The criminal probe into Justice Minister Bozdağ, who is also listed as a suspect in the illegal arms shipment case along with other officials, was separated by prosecutor Takçı. The prosecution of a Cabinet minister requires separate procedures in the Turkish Parliament and as such, a summary of proceedings against him with case file No. 2014/54 was sent to Parliament for review. Parliament sets up a commission to investigate the facts after a vote is secured in the plenary, and the case may later be referred to the Constitutional Court for trial if the commission gives the green light to the prosecution.
Both Bozdağ and İpek were saved from legal troubles when the Erdoğan government hastily pushed legislation through Parliament to reshape the HSYK, the judicial council that decides on promotions, assignments and disciplinary proceedings for judges and prosecutors.
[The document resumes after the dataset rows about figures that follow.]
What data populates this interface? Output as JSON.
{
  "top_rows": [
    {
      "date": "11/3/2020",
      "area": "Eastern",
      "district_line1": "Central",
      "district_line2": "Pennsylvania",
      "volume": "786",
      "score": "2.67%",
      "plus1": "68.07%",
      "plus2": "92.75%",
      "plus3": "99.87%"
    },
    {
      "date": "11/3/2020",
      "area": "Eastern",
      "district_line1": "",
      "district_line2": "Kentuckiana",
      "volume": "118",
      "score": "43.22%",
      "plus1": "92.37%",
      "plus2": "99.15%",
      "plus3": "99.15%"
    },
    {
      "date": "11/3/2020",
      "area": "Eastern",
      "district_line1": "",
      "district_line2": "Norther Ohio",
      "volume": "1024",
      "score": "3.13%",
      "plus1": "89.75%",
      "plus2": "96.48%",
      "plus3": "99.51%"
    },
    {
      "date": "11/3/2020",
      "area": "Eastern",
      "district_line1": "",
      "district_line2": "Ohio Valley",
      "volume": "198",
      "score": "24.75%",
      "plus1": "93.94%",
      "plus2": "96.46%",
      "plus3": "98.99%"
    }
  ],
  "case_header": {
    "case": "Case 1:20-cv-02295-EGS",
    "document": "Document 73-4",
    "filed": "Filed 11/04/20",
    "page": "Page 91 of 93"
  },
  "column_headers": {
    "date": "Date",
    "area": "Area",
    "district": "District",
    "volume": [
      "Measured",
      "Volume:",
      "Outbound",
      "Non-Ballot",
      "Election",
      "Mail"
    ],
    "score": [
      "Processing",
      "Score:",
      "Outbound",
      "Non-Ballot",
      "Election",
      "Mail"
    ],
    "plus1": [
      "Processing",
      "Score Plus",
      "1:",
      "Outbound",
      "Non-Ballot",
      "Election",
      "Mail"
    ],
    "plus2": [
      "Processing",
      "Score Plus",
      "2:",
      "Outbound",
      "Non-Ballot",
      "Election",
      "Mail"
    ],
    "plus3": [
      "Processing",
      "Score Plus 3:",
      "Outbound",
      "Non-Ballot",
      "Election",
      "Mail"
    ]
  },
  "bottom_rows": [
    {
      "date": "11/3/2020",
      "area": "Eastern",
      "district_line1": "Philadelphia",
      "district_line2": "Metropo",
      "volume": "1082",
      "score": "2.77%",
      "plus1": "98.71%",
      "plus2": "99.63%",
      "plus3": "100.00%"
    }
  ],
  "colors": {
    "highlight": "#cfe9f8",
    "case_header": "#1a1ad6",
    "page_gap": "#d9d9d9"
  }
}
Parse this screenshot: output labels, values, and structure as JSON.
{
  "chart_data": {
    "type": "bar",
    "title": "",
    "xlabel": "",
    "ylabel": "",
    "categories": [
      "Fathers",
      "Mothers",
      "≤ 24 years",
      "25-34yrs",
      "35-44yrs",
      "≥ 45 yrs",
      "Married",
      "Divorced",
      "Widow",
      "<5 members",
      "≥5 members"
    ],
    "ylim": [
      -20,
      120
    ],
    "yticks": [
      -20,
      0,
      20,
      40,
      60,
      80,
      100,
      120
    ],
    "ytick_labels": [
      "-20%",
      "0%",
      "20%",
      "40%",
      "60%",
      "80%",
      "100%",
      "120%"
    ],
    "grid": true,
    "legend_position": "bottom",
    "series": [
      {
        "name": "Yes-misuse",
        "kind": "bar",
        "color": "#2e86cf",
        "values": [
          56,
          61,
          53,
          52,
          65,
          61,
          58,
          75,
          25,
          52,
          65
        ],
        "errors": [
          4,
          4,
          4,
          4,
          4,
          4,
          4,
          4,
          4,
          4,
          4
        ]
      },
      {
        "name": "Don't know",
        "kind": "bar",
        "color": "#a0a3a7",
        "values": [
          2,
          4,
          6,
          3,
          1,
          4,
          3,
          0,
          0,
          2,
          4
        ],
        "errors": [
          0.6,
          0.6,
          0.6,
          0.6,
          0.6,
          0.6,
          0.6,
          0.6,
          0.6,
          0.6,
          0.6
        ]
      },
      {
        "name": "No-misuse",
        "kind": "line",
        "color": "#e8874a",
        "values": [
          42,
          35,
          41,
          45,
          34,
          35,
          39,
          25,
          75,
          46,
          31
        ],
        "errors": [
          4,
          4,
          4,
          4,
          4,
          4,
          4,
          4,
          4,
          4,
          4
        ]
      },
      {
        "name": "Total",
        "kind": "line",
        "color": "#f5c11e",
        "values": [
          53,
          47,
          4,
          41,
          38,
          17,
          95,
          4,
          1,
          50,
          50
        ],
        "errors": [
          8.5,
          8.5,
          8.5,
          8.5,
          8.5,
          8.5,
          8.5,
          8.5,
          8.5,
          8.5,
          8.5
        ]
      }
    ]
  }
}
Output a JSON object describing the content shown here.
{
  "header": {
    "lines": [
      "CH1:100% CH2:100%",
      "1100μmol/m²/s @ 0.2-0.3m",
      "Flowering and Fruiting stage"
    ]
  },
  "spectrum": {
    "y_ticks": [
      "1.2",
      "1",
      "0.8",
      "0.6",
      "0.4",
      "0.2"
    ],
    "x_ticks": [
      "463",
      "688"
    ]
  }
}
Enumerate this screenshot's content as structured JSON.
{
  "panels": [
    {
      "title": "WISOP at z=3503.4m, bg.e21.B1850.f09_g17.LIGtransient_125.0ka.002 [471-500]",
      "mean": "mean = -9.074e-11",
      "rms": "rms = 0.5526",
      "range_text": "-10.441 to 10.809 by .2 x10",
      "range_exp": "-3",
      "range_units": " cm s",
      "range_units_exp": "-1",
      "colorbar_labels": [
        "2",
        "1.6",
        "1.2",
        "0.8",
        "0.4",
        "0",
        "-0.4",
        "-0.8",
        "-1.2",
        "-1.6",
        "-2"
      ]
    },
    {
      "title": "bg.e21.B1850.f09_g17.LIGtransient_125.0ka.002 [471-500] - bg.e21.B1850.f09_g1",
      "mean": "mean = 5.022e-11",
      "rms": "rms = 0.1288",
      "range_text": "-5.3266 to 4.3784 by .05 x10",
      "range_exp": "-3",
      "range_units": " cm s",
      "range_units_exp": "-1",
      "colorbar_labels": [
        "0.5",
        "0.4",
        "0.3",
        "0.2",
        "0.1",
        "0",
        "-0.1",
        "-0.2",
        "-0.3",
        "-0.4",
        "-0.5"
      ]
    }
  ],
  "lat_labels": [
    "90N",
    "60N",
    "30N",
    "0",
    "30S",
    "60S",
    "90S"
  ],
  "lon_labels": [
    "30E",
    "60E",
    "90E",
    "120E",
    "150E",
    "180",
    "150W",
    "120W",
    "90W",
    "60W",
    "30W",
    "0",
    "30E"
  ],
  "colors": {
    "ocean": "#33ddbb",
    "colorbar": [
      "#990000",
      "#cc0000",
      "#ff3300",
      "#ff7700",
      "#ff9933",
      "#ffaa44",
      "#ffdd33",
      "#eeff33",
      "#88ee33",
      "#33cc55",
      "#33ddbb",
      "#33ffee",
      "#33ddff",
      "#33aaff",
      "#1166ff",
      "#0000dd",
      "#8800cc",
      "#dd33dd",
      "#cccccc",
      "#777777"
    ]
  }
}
With control of the judicial council in government hands, prosecutors Bağrıyanık and Takçı were reassigned to other posts and later dismissed and jailed on fabricated charges of revealing state secrets as well as espionage. The criminal investigations they launched into Islamist officials for aiding and abetting al-Qaeda were dropped, and the paperwork concerning the illegal arms shipments was classified and a blanket media gag order was obtained for the publication of any materials with respect to this incident.
The government’s public claim was that the truck was carrying humanitarian aid to Turkmens in Syria, which did not sound credible given the fact that they were in a panic and scrambled to stop the search of the container in the trailer. The MIT agents, asked by government investigators to testify against the sacked prosecutors, even declined to do so after the government refused to allow them to give their statements. The original criminal probe against the MIT agents who escorted the truck was dropped after the removal of the lead prosecutors in the case.